Australian rules footballer

Neville John Miller (born 29 September 1951) is a former Australian rules footballer who played with South Melbourne in the Victorian Football League (VFL).

==Career==
Miller, a forward, was recruited to South Melbourne from Wagga Wagga and began his career in the 1970 VFL season, under coach Norm Smith. On debut against Collingwood in round 11, Miller went off injured in the first quarter with a gashed knee, which required 23 stitches. He finished the season with six appearances. In 1971 he played 12 games, including a hoodoo breaking win over Essendon at Windy Hill, in which he contributed a career best five goals. It was the first time South Melbourne had beaten Essendon at their home ground since 1954. He played one further season for South Melbourne, with 10 appearances in 1972.

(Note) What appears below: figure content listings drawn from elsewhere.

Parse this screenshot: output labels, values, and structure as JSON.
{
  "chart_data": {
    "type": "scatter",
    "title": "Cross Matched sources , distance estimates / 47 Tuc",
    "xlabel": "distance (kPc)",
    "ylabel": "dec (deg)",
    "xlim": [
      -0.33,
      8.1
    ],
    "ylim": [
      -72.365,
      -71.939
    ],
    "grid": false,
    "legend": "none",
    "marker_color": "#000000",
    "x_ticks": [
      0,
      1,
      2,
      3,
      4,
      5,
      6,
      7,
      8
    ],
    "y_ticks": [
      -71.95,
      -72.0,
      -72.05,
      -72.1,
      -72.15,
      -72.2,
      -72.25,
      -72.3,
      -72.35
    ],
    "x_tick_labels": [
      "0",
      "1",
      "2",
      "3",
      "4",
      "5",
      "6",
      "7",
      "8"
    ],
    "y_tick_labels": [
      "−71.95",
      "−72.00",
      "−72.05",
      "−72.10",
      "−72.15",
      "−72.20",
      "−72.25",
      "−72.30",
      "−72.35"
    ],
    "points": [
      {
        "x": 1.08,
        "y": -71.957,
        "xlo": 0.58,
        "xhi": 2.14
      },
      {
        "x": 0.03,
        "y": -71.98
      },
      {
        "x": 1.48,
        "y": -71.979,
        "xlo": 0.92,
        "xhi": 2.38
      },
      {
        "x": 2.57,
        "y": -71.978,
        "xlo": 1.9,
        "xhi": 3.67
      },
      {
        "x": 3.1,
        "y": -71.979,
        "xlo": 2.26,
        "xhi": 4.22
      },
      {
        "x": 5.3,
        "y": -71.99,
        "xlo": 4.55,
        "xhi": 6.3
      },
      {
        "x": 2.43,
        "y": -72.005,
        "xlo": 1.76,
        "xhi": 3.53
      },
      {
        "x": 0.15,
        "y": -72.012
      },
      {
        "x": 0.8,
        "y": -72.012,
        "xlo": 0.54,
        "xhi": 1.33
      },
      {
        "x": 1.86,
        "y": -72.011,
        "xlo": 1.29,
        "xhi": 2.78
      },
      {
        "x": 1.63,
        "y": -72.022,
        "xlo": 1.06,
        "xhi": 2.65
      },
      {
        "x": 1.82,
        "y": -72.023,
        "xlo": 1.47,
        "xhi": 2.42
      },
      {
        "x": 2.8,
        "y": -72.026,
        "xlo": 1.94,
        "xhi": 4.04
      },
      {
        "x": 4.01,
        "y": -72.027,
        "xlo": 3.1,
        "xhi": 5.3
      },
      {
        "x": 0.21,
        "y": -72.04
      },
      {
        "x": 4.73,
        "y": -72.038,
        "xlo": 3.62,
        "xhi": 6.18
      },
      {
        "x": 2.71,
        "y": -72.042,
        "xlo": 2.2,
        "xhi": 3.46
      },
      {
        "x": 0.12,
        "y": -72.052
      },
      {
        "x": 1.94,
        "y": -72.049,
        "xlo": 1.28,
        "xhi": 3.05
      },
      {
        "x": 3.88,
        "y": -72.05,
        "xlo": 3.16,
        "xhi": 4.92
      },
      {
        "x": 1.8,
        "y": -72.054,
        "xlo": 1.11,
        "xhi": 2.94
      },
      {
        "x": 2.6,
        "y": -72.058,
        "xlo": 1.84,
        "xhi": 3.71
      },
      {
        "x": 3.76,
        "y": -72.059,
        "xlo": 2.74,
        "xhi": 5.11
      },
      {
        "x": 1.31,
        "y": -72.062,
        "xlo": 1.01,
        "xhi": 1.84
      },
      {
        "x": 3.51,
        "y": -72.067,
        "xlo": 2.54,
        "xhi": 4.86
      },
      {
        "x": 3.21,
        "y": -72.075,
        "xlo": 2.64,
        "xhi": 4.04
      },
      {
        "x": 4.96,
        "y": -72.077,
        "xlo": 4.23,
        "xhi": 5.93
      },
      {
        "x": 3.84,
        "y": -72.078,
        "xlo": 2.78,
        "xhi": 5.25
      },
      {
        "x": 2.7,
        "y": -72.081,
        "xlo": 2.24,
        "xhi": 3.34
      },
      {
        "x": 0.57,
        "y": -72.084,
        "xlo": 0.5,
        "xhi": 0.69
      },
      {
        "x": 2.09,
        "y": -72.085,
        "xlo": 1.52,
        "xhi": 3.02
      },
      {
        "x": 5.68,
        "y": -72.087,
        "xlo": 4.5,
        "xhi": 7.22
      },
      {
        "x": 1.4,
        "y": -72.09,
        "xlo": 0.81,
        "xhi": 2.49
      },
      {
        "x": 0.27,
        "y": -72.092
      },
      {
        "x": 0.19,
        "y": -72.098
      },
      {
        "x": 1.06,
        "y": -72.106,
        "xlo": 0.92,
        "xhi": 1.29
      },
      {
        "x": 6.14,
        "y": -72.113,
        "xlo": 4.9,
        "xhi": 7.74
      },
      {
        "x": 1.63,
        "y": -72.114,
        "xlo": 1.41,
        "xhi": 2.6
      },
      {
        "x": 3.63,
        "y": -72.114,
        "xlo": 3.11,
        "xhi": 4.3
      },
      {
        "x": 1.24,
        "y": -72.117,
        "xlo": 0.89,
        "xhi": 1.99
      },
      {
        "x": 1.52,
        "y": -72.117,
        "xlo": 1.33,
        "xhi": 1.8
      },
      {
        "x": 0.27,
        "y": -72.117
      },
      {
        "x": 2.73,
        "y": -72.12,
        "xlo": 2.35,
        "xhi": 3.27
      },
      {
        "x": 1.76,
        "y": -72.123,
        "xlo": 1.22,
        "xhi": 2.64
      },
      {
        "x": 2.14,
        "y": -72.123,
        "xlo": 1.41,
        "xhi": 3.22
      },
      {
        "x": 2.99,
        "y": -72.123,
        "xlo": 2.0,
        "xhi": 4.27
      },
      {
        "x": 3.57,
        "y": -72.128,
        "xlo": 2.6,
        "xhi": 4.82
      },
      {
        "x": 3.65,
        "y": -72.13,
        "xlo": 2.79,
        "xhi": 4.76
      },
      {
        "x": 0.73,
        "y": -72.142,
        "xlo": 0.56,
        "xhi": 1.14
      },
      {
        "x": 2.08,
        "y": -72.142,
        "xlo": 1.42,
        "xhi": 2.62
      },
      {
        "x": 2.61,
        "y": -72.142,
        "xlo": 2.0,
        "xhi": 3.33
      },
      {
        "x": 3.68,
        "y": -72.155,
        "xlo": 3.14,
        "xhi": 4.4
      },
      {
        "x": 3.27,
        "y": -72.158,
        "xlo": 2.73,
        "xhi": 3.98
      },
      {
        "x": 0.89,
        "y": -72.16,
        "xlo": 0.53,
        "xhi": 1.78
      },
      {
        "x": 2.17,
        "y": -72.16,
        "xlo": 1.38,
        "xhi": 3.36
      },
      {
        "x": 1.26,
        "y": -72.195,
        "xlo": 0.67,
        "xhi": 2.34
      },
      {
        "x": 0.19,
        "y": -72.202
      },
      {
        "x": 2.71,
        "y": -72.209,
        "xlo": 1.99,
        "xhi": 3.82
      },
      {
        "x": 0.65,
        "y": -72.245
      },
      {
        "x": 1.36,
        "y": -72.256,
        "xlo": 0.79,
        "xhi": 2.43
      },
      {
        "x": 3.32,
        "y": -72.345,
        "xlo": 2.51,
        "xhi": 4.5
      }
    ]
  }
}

In 1973 he left South Melbourne to play for West Adelaide in the South Australian National Football League. Following his stint with West Adelaide, Miller played in Tasmania for six years with Sandy Bay and was a member of three premiership teams. During the 1980s he moved to Queensland where he played for Mt Gravatt and has since had a long coaching career in the state. He now coaches the Mayne reserves.

==Personal life==
Miller is the father of former Melbourne and Richmond footballer Brad Miller.